Le document de José Manuel Barroso « Orientations politiques pour la prochaine Commission » a été résumé dans notre bulletin n° 9969, et le texte intégral en a été amplement diffusé par la Commission européenne. À partir de ce lundi, M. Barroso en discutera avec les groupes politiques du Parlement européen ; après quoi, la conférence des présidents des groupes fixera la date du vote en plénière. Un résumé supplémentaire dans cette rubrique n'ajouterait rien aux éléments dont nos lecteurs disposent ou vont disposer. Mais, entre-temps, M. Barroso lui-même a répondu à plusieurs questions de journalistes sur la signification et les objectifs de son document ; il n'est pas inutile d'en rendre compte.
Document unique. La plupart des groupes politiques lui avaient demandé de préciser sa position sur tel ou tel point auquel chacun d'eux attribuait une importance particulière, et certains groupes avaient posé des conditions spécifiques pour appuyer sa candidature. Au lieu de répondre à chacun séparément, M. Barroso a estimé préférable d'établir un document général identique pour tous les groupes, afin de ne pas donner l'impression d'un effort visant à donner satisfaction à chacun dans une sorte de « captatio benevolentiae ». Aux questions spécifiques, il répondra dans les rencontres groupe par groupe.
Les orientations politiques ne sont pas un programme. Le document d'orientation n'est pas un « catalogue d'objectifs » ni une liste d'actions à entreprendre, car M. Barroso entend « écouter, chercher le dialogue », et il est ouvert à « intégrer les détails opérationnels » qui seront suggérés, dans la mesure où ils sont compatibles avec les orientations générales retenues. De toute manière, le programme opérationnel de la nouvelle Commission sera établi le moment venu par le collège dans son ensemble.

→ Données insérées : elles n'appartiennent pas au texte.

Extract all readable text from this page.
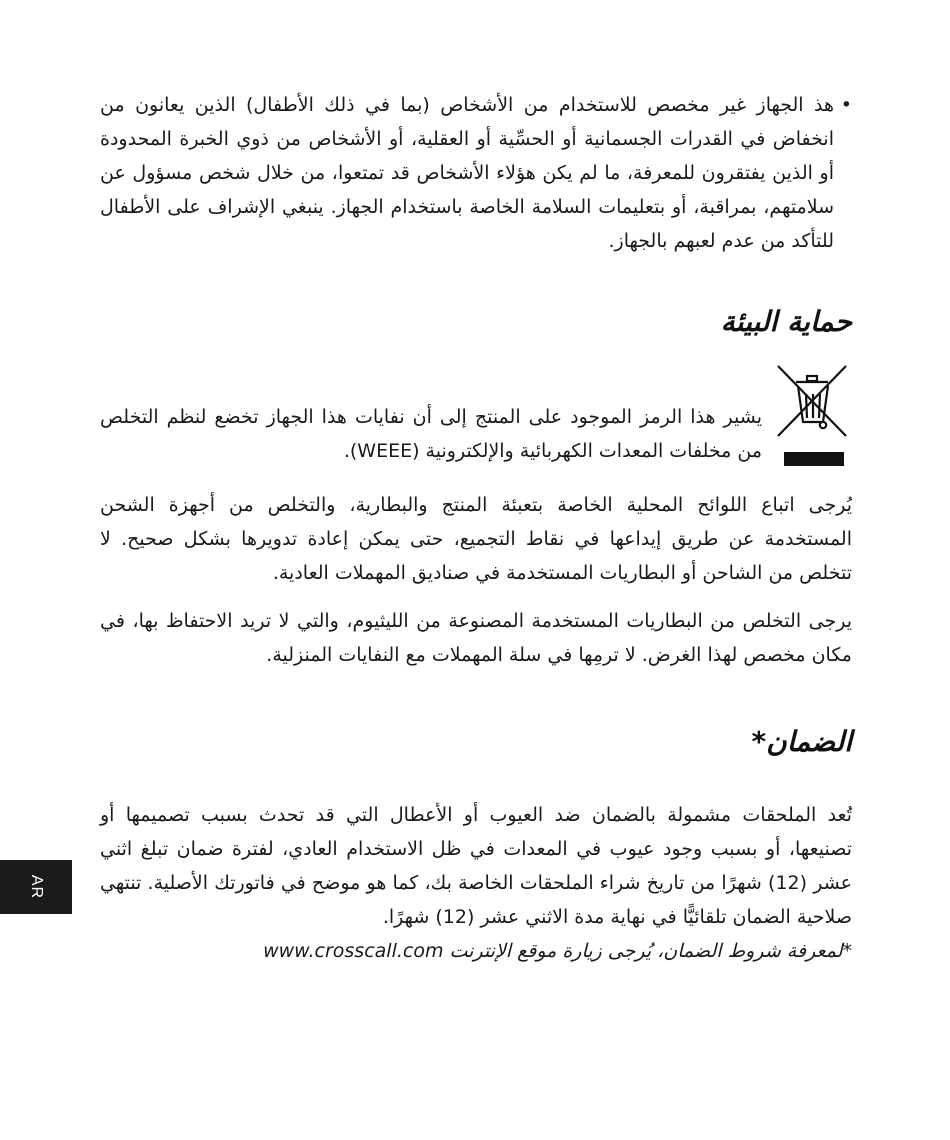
•
هذ الجهاز غير مخصص للاستخدام من الأشخاص (بما في ذلك الأطفال) الذين يعانون من انخفاض في القدرات الجسمانية أو الحسِّية أو العقلية، أو الأشخاص من ذوي الخبرة المحدودة أو الذين يفتقرون للمعرفة، ما لم يكن هؤلاء الأشخاص قد تمتعوا، من خلال شخص مسؤول عن سلامتهم، بمراقبة، أو بتعليمات السلامة الخاصة باستخدام الجهاز. ينبغي الإشراف على الأطفال للتأكد من عدم لعبهم بالجهاز.

حماية البيئة

يشير هذا الرمز الموجود على المنتج إلى أن نفايات هذا الجهاز تخضع لنظم التخلص من مخلفات المعدات الكهربائية والإلكترونية (WEEE).

يُرجى اتباع اللوائح المحلية الخاصة بتعبئة المنتج والبطارية، والتخلص من أجهزة الشحن المستخدمة عن طريق إيداعها في نقاط التجميع، حتى يمكن إعادة تدويرها بشكل صحيح. لا تتخلص من الشاحن أو البطاريات المستخدمة في صناديق المهملات العادية.

يرجى التخلص من البطاريات المستخدمة المصنوعة من الليثيوم، والتي لا تريد الاحتفاظ بها، في مكان مخصص لهذا الغرض. لا ترمِها في سلة المهملات مع النفايات المنزلية.

الضمان*

تُعد الملحقات مشمولة بالضمان ضد العيوب أو الأعطال التي قد تحدث بسبب تصميمها أو تصنيعها، أو بسبب وجود عيوب في المعدات في ظل الاستخدام العادي، لفترة ضمان تبلغ اثني عشر (12) شهرًا من تاريخ شراء الملحقات الخاصة بك، كما هو موضح في فاتورتك الأصلية. تنتهي صلاحية الضمان تلقائيًّا في نهاية مدة الاثني عشر (12) شهرًا.

*لمعرفة شروط الضمان، يُرجى زيارة موقع الإنترنت www.crosscall.com

AR
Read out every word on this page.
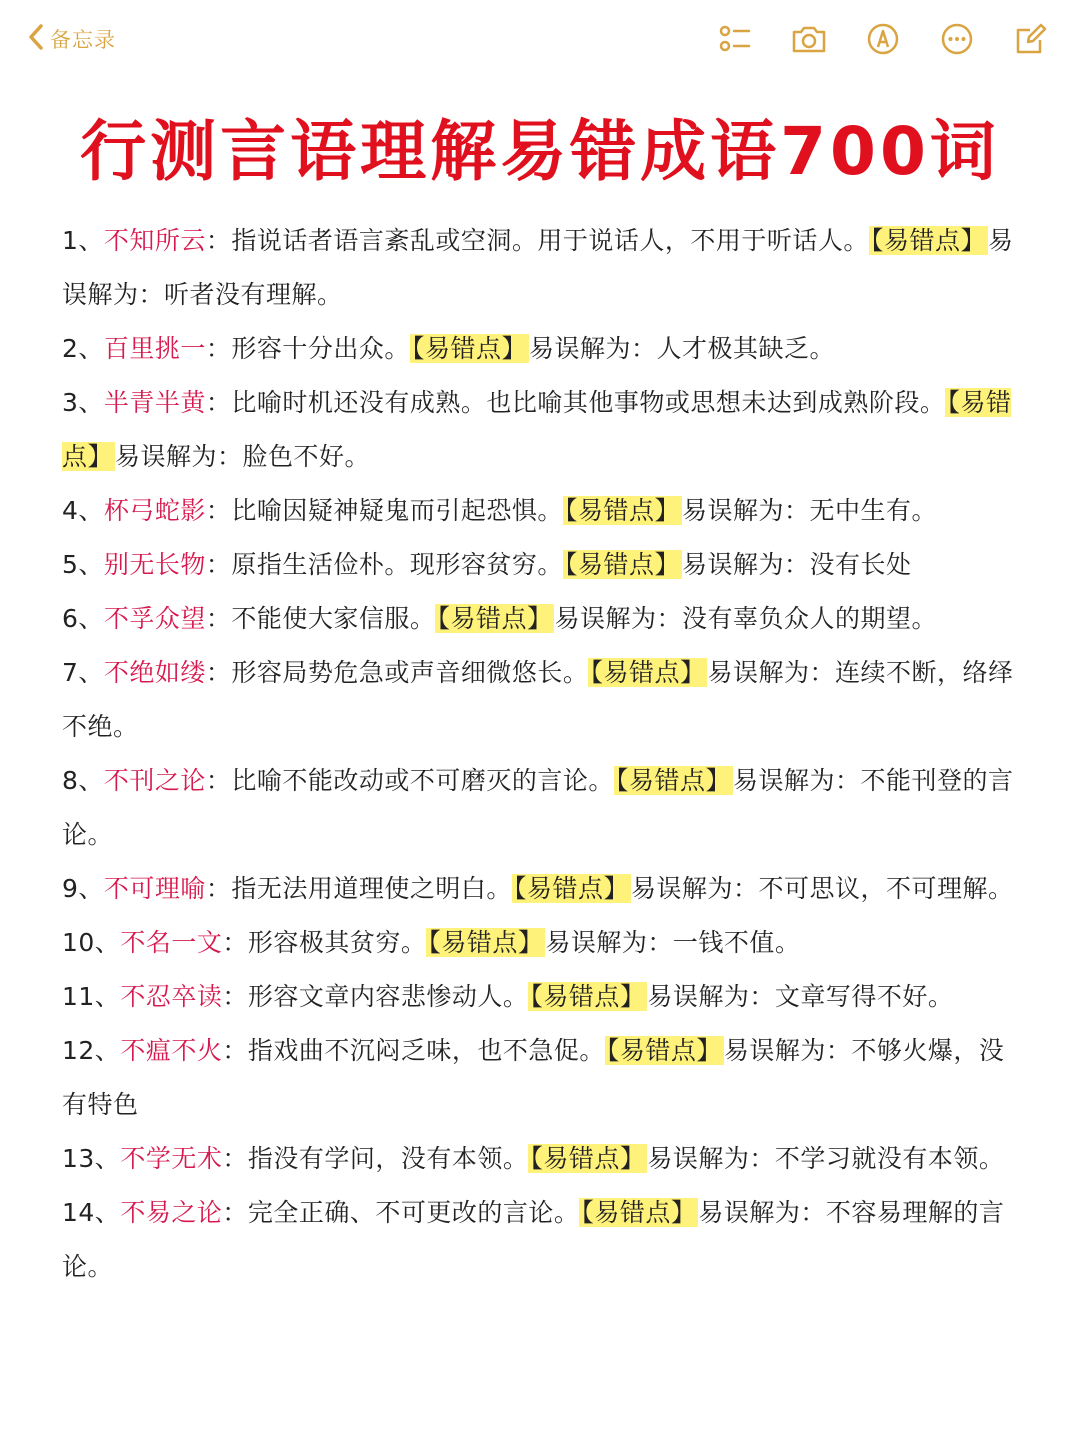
备忘录
行测言语理解易错成语700词

1、不知所云：指说话者语言紊乱或空洞。用于说话人，不用于听话人。【易错点】易误解为：听者没有理解。

2、百里挑一：形容十分出众。【易错点】易误解为：人才极其缺乏。

3、半青半黄：比喻时机还没有成熟。也比喻其他事物或思想未达到成熟阶段。【易错点】易误解为：脸色不好。

4、杯弓蛇影：比喻因疑神疑鬼而引起恐惧。【易错点】易误解为：无中生有。

5、别无长物：原指生活俭朴。现形容贫穷。【易错点】易误解为：没有长处

6、不孚众望：不能使大家信服。【易错点】易误解为：没有辜负众人的期望。

7、不绝如缕：形容局势危急或声音细微悠长。【易错点】易误解为：连续不断，络绎不绝。

8、不刊之论：比喻不能改动或不可磨灭的言论。【易错点】易误解为：不能刊登的言论。

9、不可理喻：指无法用道理使之明白。【易错点】易误解为：不可思议，不可理解。

10、不名一文：形容极其贫穷。【易错点】易误解为：一钱不值。

11、不忍卒读：形容文章内容悲惨动人。【易错点】易误解为：文章写得不好。

12、不瘟不火：指戏曲不沉闷乏味，也不急促。【易错点】易误解为：不够火爆，没有特色

13、不学无术：指没有学问，没有本领。【易错点】易误解为：不学习就没有本领。

14、不易之论：完全正确、不可更改的言论。【易错点】易误解为：不容易理解的言论。
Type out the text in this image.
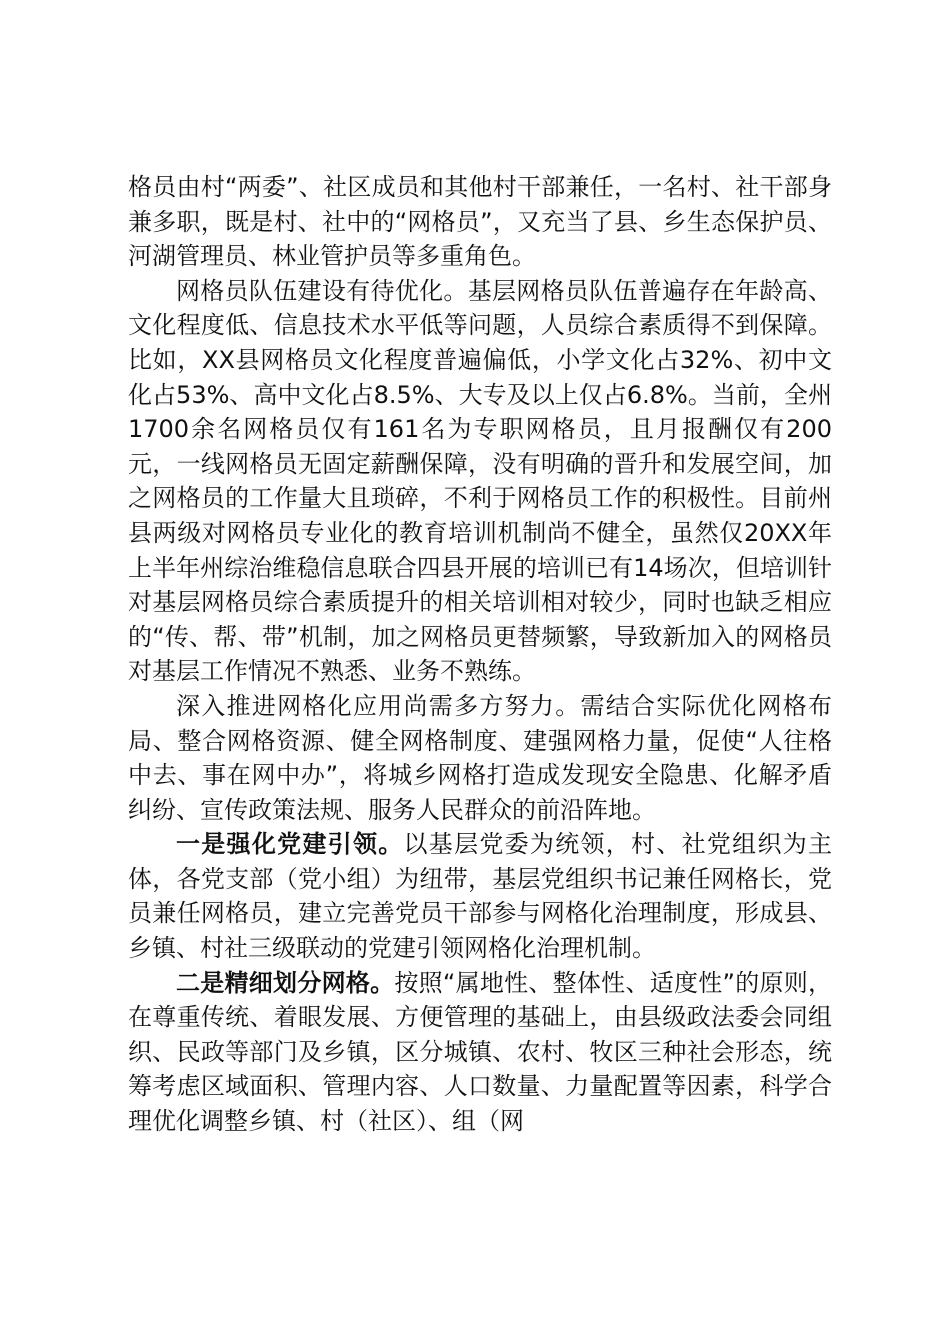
格员由村“两委”、社区成员和其他村干部兼任，一名村、社干部身兼多职，既是村、社中的“网格员”，又充当了县、乡生态保护员、河湖管理员、林业管护员等多重角色。

网格员队伍建设有待优化。基层网格员队伍普遍存在年龄高、文化程度低、信息技术水平低等问题，人员综合素质得不到保障。比如，XX县网格员文化程度普遍偏低，小学文化占32%、初中文化占53%、高中文化占8.5%、大专及以上仅占6.8%。当前，全州1700余名网格员仅有161名为专职网格员，且月报酬仅有200元，一线网格员无固定薪酬保障，没有明确的晋升和发展空间，加之网格员的工作量大且琐碎，不利于网格员工作的积极性。目前州县两级对网格员专业化的教育培训机制尚不健全，虽然仅20XX年上半年州综治维稳信息联合四县开展的培训已有14场次，但培训针对基层网格员综合素质提升的相关培训相对较少，同时也缺乏相应的“传、帮、带”机制，加之网格员更替频繁，导致新加入的网格员对基层工作情况不熟悉、业务不熟练。

深入推进网格化应用尚需多方努力。需结合实际优化网格布局、整合网格资源、健全网格制度、建强网格力量，促使“人往格中去、事在网中办”，将城乡网格打造成发现安全隐患、化解矛盾纠纷、宣传政策法规、服务人民群众的前沿阵地。

一是强化党建引领。以基层党委为统领，村、社党组织为主体，各党支部（党小组）为纽带，基层党组织书记兼任网格长，党员兼任网格员，建立完善党员干部参与网格化治理制度，形成县、乡镇、村社三级联动的党建引领网格化治理机制。

二是精细划分网格。按照“属地性、整体性、适度性”的原则，在尊重传统、着眼发展、方便管理的基础上，由县级政法委会同组织、民政等部门及乡镇，区分城镇、农村、牧区三种社会形态，统筹考虑区域面积、管理内容、人口数量、力量配置等因素，科学合理优化调整乡镇、村（社区）、组（网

Les « trois grandes familles » ne sont pas exclusives. L'Europe unie a été faite essentiellement par les trois grandes familles politiques: démocrate-chrétienne ; sociale-démocrate ; libérale. Mais M. Barroso n'entend pas distribuer des « certificats de bon européen », et il a rappelé la contribution très significative des conservateurs britanniques à la création du grand marché sans frontières ou celle des verts à la prise de conscience écologique. La Commission n'appartient pas à la droite ou à la gauche ; cette distinction n'existe pas en son sein, et les trois « grandes familles » n'excluent pas l'apport des autres à l'unité européenne.
Pour l'économie sociale de marché. L'ouverture indiquée au point précédent n'empêche pas qu'un modèle économique européen existe et que l'UE doit le défendre dans le monde. M. Barroso a dit: « À l'heure actuelle, il est de bon ton de spéculer sur le déclin de l'Europe. Je m'oppose radicalement à cette vision. Je suis convaincu que l'heure de l'Europe a sonné. Je suis convaincu que l'UE, avec son économie sociale de marché, est la voie vers un avenir meilleur pour nous, pour nos enfants et pour le reste du monde. »
Égalité entre les États membres. Selon M. Barroso, le bon fonctionnement des institutions de l'UE est essentiel et « la méthode communautaire est la meilleure défense de l'égalité entre les États membres » et elle permet de créer entre eux des « solidarités de fait ».
Faire comprendre l'Europe aux citoyens. Selon M. Barroso, « les institutions ont souvent échoué à faire comprendre ce que l'action européenne signifie concrètement pour les citoyens, quels avantages ils tirent du marché unique, des régulations dans les secteurs de l'énergie ou des télécommunications ainsi que de la politique de concurrence ou des Fonds structurels. Ils ignorent les droits que l'Europe leur garantit. Mais les droits ne deviennent réalité que lorsque les personnes concernées y ont aisément accès. Le Traité de Lisbonne facilitera la concrétisation de cet objectif. » Le président a ajouté que les citoyens irlandais, dans leur vote prochain, ne devraient pas négliger les avantages que la participation à l'UE leur apporte. Leur pays représente environ 1% du PIB européen ; ce qu'il a obtenu par les politiques et les instruments communautaires et par la Banque centrale européenne (BCE) a une toute autre dimension.
Le calendrier. M. Barroso trouve étonnant l'importance actuellement attribuée à la date du vote du PE sur le président de Commission. Compte tenu de tout ce qui se passe dans le monde et des attentes des opinions publiques, il est absurde de se bagarrer sur un calendrier. M. Barroso refuse de rentrer dans une polémique à ce sujet: il se dit tout simplement à la disposition du Parlement ; il se présentera devant lui le jour où celui-ci le lui demandera. L'important est de créer un véritable partenariat PE/Commission afin de renforcer le caractère démocratique de l'Union et son efficacité, ce qui présuppose que la Commission soit rapidement en mesure de fonctionner dans la plénitude de ses pouvoirs.